During the final semester, recruiters from various corporations descend upon the University for campus recruitment. I was absolutely thrilled to see my old classmate from Jabalpur in one of these recruiting booths. He was representing one of the most prestigious research organizations, The Bell Labs, the research wing of the telecom giant corporation, AT&T. To my good luck I got the offer to join at Bell labs. I was just very excited to work for this world-renowned organization.
I worked for AT&T, and its various incarnations, for about 25 years. In 1984, AT&T got split into several “baby bells” as well as another R&D unit which finally became Lucent Technologies.

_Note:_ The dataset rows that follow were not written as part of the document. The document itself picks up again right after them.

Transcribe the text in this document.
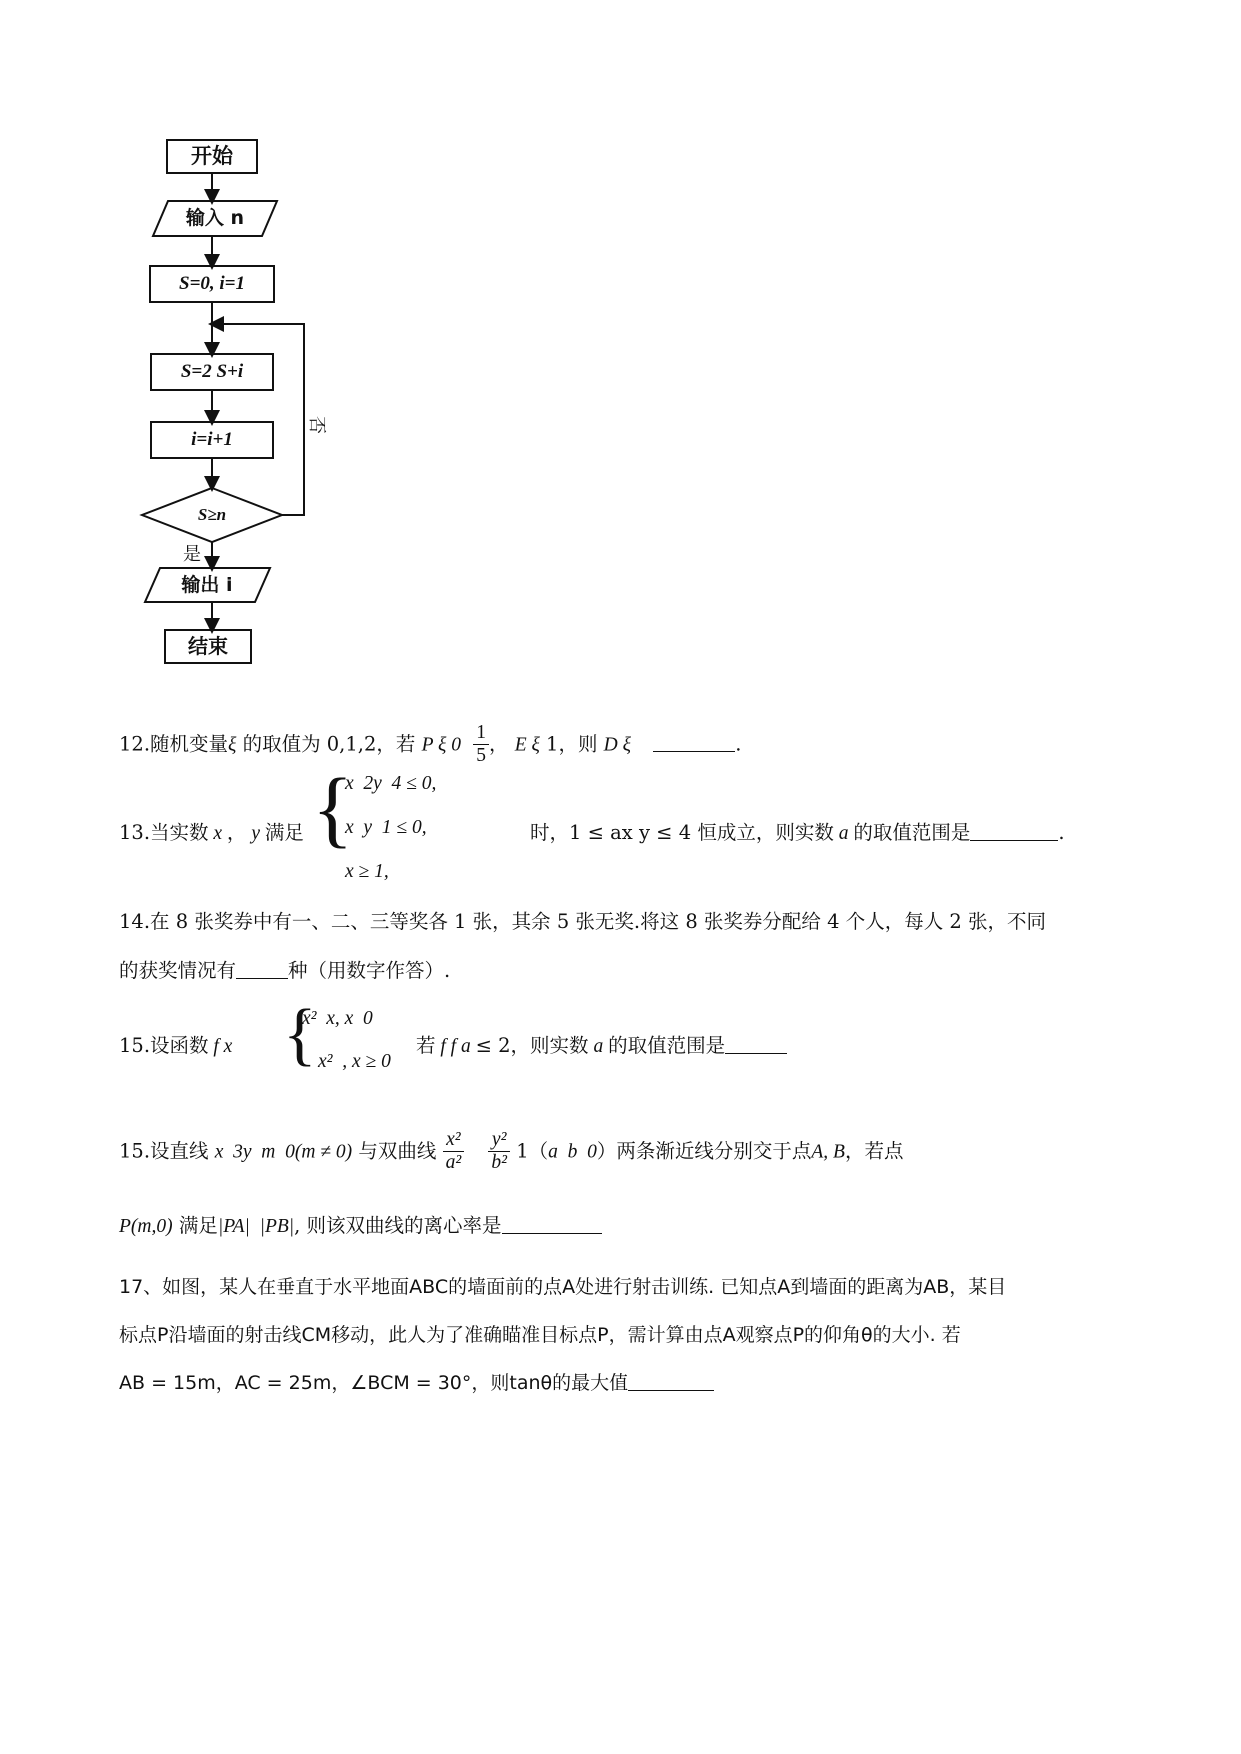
开始
输入 n
S=0, i=1
S=2 S+i
i=i+1
S≥n
是
否
输出 i
结束
12.随机变量ξ 的取值为 0,1,2，若 P ξ $0 \frac{1}{5}$ ， E ξ 1，则 D ξ	.
13.当实数 x ， y 满足 {
x  2y  4 ≤ 0,
x  y  1 ≤ 0,
x ≥ 1,
时，1 ≤ ax y ≤ 4 恒成立，则实数 a 的取值范围是	.
14.在 8 张奖券中有一、二、三等奖各 1 张，其余 5 张无奖.将这 8 张奖券分配给 4 个人，每人 2 张，不同
的获奖情况有	种（用数字作答）.
15.设函数 f x {
x²  x, x  0
x²  , x ≥ 0
若 f f a ≤ 2，则实数 a 的取值范围是
15.设直线 x  3y  m  0(m ≠ 0) 与双曲线 $\frac{\text{x²}}{\text{a²}}$
$\frac{\text{y²}}{\text{b²}} 1(a$  b  0）两条渐近线分别交于点A, B，若点
P(m,0) 满足|PA|  |PB|, 则该双曲线的离心率是
17、如图，某人在垂直于水平地面ABC的墙面前的点A处进行射击训练. 已知点A到墙面的距离为AB，某目
标点P沿墙面的射击线CM移动，此人为了准确瞄准目标点P，需计算由点A观察点P的仰角θ的大小. 若
AB = 15m，AC = 25m，∠BCM = 30°，则tanθ的最大值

The project that I was working on got moved to Lucent. I worked for Lucent until the late nineties when it got split further. At that time I became a part of Avaya which was spun off from Lucent. At AT&T, I started my job first as a Hardware engineer, and then moved to software engineering. Overall the work continued to be challenging and interesting for the most part.
From Corporate to Yoga
It was in the early nineties when I found my interests shifting toward yoga. I had been practicing yoga since my early college days about 3-4 times a week. My normal routine lasted about 40-45 minutes. With
growing interest in yoga, I decided to do a formal teacher training program. In 1996, I completed a 4-week teacher training program at the Swami Satchidananda Ashram in Virginia. This training was an “eye-opener” in many ways as in addition to asanas, I was introduced to several other aspects of yoga, including pranayama, meditation, relaxation and the underlying concepts in yoga philosophy. After this training, I started teaching about 4-5 yoga classes per week while still continuing with my job at Lucent.
Yoga Vedanta Philosophy
“During March-April 2006 I attended a two-month course, “Yoga Vedanta Philosophy”, offered by the Divine Life Society at the Swami Sivananda Ashram in Rishikesh, India. Topics covered included The Bhagavad Gita, Upanishads, Yoga Sutras of Patanjali, ‘Shad-Darshan’ – the six systems of Indian Philosophy, History of Western Philosophy, and Narada Bhakti Sutra. It was taught both by resident swamis of the ashram, as well as a couple of renowned invited professors. The course helped me gain a much deeper understanding of the Yogic philosophy as well as establish a well-grounded personal daily routine which includes asana, pranayama, meditation and svadhyaya (study of scriptures). I found the experience of living at the ashram (including waking up at 4 AM each morning) highly enriching.”
Purpose of life
With a deepening personal yoga practice and the ability to help others with their health-related issues I started getting more involved in the study and teaching of yoga. Also interest in my technical job waned.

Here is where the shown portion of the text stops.